Tuesday, September 19, 2006

Respect, Hell!

Business as Usual for the State-Sponsored Parties! Or so says the End....

Fla. Voter Registration Law Blocked

Aug 28, 6:31 PM (ET)

By CURT ANDERSON

MIAMI (AP) - A federal judge on Monday struck down a Florida law that imposes hefty fines on third parties that take too long to submit voter registration forms, saying it threatens free speech rights and unfairly exempts political parties.

The law took effect Jan. 1 and has been blamed by critics for blocking voter registration drives because of huge financial risk.

The law imposes a fine of $250 for each form submitted to election officials more than 10 days after it is collected from an individual. Penalties can reach $5,000 for each form that is collected but never submitted.

"If third-party voter registration organizations permanently cease their voter registration efforts, Florida citizens will be stripped of an important means and choice of registering to vote and of associating with one another," U.S. District Judge Patricia Seitz wrote.

The law also "unconstitutionally discriminates" against third-party registration groups because it does not apply to political parties, Seitz added.

In addition to the Democratic and Republican parties, Florida law recognizes 23 parties including the American Poor People Party, the Green Party of Florida, the Prohibition Party and the Surfers Party of America.

"In effect, the law would have imposed a tax on democracy and a tax on democratic participation," said attorney Craig Siegel.

The law was passed in 2004. Attorneys for the state had argued that the Legislature was within its powers to single out third-party groups because of evidence of past registration problems.

The ruling "will send a signal to officials in Florida and other states that you cannot erect unreasonable barriers to voter registration," said Wendy Weiser, co-counsel for the third-party groups and deputy director of the Democracy Program at the New York University law school's Brennan Center for Justice.

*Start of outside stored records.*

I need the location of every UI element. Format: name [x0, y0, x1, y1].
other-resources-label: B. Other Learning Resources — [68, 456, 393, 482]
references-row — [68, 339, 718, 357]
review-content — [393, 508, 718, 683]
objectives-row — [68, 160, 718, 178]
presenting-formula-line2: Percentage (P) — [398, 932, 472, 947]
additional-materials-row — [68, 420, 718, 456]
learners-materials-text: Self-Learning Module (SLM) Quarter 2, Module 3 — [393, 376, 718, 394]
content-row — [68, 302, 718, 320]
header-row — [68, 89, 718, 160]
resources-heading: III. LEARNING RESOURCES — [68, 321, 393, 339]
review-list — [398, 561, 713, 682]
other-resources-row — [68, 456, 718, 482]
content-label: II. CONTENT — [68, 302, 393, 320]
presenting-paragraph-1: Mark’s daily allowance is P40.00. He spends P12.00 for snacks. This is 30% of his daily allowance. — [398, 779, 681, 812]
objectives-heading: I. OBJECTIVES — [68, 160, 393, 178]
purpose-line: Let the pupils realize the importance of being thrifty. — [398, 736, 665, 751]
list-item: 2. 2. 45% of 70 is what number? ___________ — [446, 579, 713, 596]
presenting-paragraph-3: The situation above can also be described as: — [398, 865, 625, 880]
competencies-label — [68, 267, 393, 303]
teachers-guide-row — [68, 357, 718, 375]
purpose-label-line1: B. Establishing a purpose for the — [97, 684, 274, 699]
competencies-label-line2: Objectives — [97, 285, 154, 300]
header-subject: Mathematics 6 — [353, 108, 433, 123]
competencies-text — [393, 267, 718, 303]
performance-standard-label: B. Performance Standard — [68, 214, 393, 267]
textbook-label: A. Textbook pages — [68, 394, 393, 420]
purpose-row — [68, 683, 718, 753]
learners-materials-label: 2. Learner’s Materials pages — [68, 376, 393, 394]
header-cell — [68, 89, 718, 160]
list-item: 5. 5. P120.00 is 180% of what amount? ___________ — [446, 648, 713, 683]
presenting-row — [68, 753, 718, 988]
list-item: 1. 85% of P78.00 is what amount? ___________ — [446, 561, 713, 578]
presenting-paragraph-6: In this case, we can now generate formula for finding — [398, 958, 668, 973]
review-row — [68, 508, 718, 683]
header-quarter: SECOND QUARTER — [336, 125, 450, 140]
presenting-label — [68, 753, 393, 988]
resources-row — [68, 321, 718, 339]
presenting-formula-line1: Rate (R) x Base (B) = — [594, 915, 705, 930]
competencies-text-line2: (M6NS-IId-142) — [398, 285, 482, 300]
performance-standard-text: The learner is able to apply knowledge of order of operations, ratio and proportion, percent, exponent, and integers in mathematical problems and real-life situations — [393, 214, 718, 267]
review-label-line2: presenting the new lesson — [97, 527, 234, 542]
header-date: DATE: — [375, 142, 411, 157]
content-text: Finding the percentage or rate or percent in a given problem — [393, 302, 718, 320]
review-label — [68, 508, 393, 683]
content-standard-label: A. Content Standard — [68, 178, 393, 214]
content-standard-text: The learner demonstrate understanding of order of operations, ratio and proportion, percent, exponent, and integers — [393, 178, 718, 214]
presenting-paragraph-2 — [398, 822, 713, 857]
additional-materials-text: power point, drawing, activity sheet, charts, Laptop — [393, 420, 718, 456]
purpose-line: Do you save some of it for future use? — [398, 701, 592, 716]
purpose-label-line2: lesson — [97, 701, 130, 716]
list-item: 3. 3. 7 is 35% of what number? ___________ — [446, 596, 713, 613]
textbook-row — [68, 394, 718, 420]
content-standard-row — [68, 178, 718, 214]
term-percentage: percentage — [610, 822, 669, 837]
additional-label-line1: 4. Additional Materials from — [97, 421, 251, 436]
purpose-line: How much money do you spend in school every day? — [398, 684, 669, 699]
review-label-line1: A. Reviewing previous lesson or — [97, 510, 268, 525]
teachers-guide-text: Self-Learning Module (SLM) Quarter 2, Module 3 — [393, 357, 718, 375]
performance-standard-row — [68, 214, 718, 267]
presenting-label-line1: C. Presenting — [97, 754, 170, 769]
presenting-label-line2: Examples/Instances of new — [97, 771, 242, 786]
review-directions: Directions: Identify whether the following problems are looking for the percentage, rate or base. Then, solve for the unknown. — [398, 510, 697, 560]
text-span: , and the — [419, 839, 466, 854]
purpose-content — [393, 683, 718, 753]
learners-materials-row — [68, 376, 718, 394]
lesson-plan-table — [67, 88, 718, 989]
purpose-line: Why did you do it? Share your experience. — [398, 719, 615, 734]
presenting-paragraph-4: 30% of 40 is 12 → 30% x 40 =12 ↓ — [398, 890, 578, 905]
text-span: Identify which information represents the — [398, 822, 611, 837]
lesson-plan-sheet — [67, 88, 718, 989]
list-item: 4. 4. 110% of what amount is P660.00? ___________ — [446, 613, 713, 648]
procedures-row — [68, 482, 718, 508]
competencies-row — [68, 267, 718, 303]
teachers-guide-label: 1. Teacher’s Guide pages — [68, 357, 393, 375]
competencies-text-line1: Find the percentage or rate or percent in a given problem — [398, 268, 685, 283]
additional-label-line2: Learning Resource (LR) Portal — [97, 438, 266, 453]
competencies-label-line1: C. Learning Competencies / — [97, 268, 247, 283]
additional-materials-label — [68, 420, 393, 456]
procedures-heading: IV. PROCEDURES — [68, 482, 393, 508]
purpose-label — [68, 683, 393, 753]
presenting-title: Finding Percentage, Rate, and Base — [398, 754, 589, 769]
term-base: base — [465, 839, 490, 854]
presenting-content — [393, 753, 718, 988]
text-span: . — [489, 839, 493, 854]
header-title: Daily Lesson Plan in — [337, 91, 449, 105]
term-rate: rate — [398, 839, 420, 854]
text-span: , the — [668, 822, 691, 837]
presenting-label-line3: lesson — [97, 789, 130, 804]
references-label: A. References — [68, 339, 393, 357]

Voter registration drives now can begin ahead of the Nov. 7 general election, several groups said. Plaintiffs included the League of Women Voters of Florida and the Florida AFL-CIO.

The deadline for voter registration applications for this year's general election is Oct. 10. The deadline for next week's primary has already passed.

"At this point, we respectfully disagree with the ruling and plan to take the issue up on appeal," said Sterling Ivey, spokesman for the Florida secretary of state.